Morocco’s Central Bank governor, Abdellatif Jouahari, said in a press conference that the compensation fund, which subsidizes fuel and other essential goods, would account for nearly $3.79 billion of expenditure. (Reuters)

Morocco’s Central Bank governor, Abdellatif Jouahari, said in a press conference that the compensation fund, which subsidizes fuel and other essential goods, would account for nearly $3.79 billion of expenditure. (Reuters)

By AFP | RABAT

Morocco’s finance ministry said on Tuesday that the country’s budget deficit would reach 5.6 percent of GDP by year-end, down from 6.2 percent in 2011, with ongoing subsidy reforms expected to continue the trend.

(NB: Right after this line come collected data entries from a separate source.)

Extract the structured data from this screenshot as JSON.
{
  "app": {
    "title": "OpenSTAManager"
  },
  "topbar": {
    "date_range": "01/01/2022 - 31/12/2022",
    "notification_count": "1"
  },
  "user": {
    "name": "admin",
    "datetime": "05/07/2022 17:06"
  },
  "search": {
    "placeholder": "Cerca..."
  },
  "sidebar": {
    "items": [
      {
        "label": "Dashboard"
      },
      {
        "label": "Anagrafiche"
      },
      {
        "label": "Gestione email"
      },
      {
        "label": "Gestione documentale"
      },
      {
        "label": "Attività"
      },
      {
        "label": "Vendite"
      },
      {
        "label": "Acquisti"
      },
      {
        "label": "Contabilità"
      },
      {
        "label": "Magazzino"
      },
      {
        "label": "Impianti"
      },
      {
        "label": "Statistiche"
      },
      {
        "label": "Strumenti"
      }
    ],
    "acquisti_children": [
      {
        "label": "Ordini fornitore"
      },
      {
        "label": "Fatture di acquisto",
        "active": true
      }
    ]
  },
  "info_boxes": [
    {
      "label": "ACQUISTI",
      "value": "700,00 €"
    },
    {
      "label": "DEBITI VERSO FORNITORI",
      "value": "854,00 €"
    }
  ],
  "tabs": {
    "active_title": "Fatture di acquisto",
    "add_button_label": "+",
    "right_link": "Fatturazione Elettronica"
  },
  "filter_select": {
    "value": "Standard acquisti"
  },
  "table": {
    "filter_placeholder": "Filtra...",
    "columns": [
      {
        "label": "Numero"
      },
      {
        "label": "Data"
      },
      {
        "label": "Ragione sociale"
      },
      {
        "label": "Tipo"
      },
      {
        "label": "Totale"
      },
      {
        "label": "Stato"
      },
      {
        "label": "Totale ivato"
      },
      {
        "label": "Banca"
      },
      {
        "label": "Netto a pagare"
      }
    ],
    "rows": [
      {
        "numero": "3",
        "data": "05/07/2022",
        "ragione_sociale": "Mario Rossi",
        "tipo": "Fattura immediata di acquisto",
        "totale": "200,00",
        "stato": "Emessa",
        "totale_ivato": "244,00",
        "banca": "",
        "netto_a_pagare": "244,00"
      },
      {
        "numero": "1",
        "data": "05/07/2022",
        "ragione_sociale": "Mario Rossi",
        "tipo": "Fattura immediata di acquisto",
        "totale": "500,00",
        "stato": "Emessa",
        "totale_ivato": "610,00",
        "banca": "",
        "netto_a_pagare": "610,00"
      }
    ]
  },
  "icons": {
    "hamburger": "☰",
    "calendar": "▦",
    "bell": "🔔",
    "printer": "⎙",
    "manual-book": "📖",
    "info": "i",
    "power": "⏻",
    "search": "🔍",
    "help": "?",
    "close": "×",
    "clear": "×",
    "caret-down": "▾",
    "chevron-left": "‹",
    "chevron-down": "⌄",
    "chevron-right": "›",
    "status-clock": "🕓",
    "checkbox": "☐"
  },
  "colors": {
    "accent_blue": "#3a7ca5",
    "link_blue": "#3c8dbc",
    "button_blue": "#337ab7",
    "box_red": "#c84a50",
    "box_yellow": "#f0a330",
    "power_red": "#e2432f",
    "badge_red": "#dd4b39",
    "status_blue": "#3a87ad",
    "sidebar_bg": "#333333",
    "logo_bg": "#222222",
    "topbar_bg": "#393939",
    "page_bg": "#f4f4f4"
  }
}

Excluding receipts from privatization, the budget gap will reach “around 6 percent” compared with 6.9 percent a month earlier, ministry officials told AFP.

Finance Minister Nizar Baraka had said in September that the government hoped to bring the deficit down to just five percent of GDP this year.

At a press conference in Rabat, the governor of the central bank, Abdellatif Jouahari, said that the compensation fund, which subsidizes fuel and other essential goods, would account for nearly 55 billion dirhams ($3.79 billion) of expenditure.

That compares to just four billion dirhams ($1 billion) 10 years ago, 32 billion dirhams ($8.71 billion) originally forecast in the 2012 budget, and an estimated 40 billion dirhams ($11 billion)for 2013.

Morocco’s Islamist-led coalition government has urgently sought to rein in an unaffordable subsidies system, amid deteriorating public finances and the lingering threat of social unrest linked to stubbornly high youth unemployment.

The budget deficit hit a record 6.1 percent of GDP last year, caused by rising international commodity prices and the growing subsidies bill, notably on food.

In a major step towards limiting spending on subsidies, it hiked petrol prices by 20 percent in June, and has vowed targeted handouts to compensate the more vulnerable sections of society.

“We expect that to begin in 2013, but nothing has been fixed yet in terms of the schedule,” Driss El-Azami, Morocco’s budget minister, told AFP.

“We need to reform the compensation fund. This is a difficult reform from a political point of view,” he added.